8. Technical SEO checklist
Here is a practical checklist for a thorough technical SEO review. Work through the points one at a time — most can be verified with the free tools mentioned in the next section.
robots.txt allows crawling of important pages. XML sitemap created and submitted to GSC. No important pages accidentally blocked with noindex. No broken internal links (404 errors). HTTPS on all pages with a valid certificate.
Canonical tags on all pages. www vs. non-www redirects to one version. HTTP redirects to HTTPS. URL parameters handled correctly. No identical pages at different URLs without a canonical.
LCP under 2.5 seconds. INP under 200ms. CLS under 0.1. Images have explicit dimensions. Hero images are WebP format with preload and fetchpriority. font-display: swap implemented.
Responsive design that works on all screen sizes. Touch targets minimum 44px. No horizontal overflow. Same content on mobile and desktop. Text readable without zooming.
JSON-LD implemented for relevant schema types. LocalBusiness on homepage and service pages. BreadcrumbList on subpages. FAQPage on pages with Q&A content. Validated with Rich Results Test.
Valid SSL certificate. HSTS header enabled. X-Content-Type-Options header. X-Frame-Options header. No mixed content (HTTP resources on HTTPS page). Direct redirects without chains.
Short, descriptive URLs. Hyphens instead of underscores. No special characters in slugs. Flat hierarchy (max 3–4 levels). Breadcrumbs on all subpages. Internal links to important pages from homepage and navigation.
hreflang tags on all pages with language versions. Bidirectional: the Danish page points to English, the English page points to Danish. x-default points to primary version. hreflang in sitemap.xml. Canonical and hreflang are consistent.
9. Tools for technical SEO
You do not need expensive enterprise solutions to run a solid technical SEO audit. Here are the most valuable tools — starting with the free ones:
- Google Search Console (free): The single most important tool. Shows indexing status, Core Web Vitals, crawl errors, manual actions and performance data. Use it actively — not only when something goes wrong.
- Google PageSpeed Insights (free): Run Core Web Vitals tests on individual URLs. Provides specific improvement suggestions with estimated time savings. Remember to test both mobile and desktop.

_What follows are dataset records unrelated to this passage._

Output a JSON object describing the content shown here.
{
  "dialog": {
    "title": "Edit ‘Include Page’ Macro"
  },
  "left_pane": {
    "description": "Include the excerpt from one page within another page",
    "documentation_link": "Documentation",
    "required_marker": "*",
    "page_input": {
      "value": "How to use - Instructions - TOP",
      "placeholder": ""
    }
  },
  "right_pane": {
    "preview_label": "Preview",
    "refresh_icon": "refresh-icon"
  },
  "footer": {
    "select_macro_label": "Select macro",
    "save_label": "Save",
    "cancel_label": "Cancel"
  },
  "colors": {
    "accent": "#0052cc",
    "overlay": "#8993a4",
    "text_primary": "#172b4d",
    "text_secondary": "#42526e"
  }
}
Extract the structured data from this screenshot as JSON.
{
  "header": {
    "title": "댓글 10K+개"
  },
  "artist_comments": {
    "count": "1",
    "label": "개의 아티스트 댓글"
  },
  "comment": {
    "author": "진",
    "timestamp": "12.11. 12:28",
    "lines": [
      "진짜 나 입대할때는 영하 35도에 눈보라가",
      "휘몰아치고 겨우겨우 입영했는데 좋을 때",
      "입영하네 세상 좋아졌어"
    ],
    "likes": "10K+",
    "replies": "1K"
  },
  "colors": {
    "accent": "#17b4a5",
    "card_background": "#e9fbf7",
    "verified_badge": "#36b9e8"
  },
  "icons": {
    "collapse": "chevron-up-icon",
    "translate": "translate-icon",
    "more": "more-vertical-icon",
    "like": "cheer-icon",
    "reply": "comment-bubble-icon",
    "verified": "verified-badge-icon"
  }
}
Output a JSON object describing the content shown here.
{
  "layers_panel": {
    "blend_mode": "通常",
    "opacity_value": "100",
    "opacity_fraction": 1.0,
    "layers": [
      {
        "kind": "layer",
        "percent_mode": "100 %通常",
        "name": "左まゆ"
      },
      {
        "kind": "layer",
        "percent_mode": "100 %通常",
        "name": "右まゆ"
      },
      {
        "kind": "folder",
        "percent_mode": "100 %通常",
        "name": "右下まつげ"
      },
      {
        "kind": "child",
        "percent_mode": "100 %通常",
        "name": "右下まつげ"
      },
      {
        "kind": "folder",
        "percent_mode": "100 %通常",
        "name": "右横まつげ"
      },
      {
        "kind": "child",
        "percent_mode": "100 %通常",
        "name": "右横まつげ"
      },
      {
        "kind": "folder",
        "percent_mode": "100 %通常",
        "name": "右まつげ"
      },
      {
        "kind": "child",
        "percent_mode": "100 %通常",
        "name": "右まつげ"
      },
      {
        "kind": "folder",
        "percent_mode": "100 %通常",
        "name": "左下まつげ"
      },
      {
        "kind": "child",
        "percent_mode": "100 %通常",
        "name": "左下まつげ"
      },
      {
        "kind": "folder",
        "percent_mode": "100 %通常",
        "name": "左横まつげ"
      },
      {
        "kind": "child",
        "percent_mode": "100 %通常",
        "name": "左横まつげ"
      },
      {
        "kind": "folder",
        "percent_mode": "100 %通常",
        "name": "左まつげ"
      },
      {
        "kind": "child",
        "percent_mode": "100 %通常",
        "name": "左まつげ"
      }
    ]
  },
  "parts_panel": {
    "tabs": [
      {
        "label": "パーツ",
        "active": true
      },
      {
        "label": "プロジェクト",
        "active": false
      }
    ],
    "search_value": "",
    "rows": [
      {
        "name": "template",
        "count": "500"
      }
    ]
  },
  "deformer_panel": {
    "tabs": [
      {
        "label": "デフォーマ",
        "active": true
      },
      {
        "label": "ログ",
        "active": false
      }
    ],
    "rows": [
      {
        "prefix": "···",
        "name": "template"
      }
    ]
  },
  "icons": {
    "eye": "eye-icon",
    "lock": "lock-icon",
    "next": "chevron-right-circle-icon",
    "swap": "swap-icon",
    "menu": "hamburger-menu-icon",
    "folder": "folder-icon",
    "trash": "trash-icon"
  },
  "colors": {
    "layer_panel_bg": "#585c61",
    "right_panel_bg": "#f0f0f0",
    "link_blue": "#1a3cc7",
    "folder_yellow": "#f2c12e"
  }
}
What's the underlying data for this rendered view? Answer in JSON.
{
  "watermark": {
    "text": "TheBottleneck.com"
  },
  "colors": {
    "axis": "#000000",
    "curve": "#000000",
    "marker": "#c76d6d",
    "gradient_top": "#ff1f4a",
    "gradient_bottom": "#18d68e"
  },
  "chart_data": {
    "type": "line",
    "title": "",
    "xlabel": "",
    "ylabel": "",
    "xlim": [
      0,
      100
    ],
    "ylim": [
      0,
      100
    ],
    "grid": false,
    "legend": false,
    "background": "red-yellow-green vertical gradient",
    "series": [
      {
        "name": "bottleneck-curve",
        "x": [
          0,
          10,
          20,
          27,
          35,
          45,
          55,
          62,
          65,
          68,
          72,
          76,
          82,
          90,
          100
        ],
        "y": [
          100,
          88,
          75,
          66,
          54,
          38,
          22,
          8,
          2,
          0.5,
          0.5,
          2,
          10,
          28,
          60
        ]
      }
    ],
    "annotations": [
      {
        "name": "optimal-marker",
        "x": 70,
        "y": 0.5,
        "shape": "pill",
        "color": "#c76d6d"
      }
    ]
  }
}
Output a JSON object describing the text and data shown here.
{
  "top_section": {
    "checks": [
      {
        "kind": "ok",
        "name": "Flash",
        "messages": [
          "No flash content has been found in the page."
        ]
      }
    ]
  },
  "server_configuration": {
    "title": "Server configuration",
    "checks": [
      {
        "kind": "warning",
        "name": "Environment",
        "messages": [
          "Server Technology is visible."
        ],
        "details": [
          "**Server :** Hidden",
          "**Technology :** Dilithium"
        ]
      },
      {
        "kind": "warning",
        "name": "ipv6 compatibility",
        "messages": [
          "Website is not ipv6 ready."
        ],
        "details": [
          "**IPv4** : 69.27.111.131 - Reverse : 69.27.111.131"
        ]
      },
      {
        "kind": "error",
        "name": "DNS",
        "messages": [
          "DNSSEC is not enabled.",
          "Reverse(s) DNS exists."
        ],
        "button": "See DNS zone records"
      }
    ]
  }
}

- Screaming Frog SEO Spider (free up to 500 URLs): Desktop crawler that crawls your site like Googlebot. Finds broken links, duplicate content, missing meta tags, redirect chains and much more. Indispensable for technical audits.
- Rich Results Test (free): Google's own tool for validating structured data implementation. Shows precisely which rich results a page is eligible for.
- Ahrefs Site Audit (paid): Complete technical audit with prioritised issues, trends over time and detailed reporting. Particularly valuable for larger sites with many pages.
- Semrush Site Audit (paid): Alternative to Ahrefs with broad technical audit functionality. Included in Semrush packages that also cover keyword research and competitor analysis.
See our full overview of recommended marketing tools for further recommendations within SEO, analytics and optimisation.
Always start with Google Search Console. It is free, uses real data from Google, and is the direct communication channel between Google and you as a website owner. If you are not set up yet, that is the first thing you should do today — verification takes only five minutes.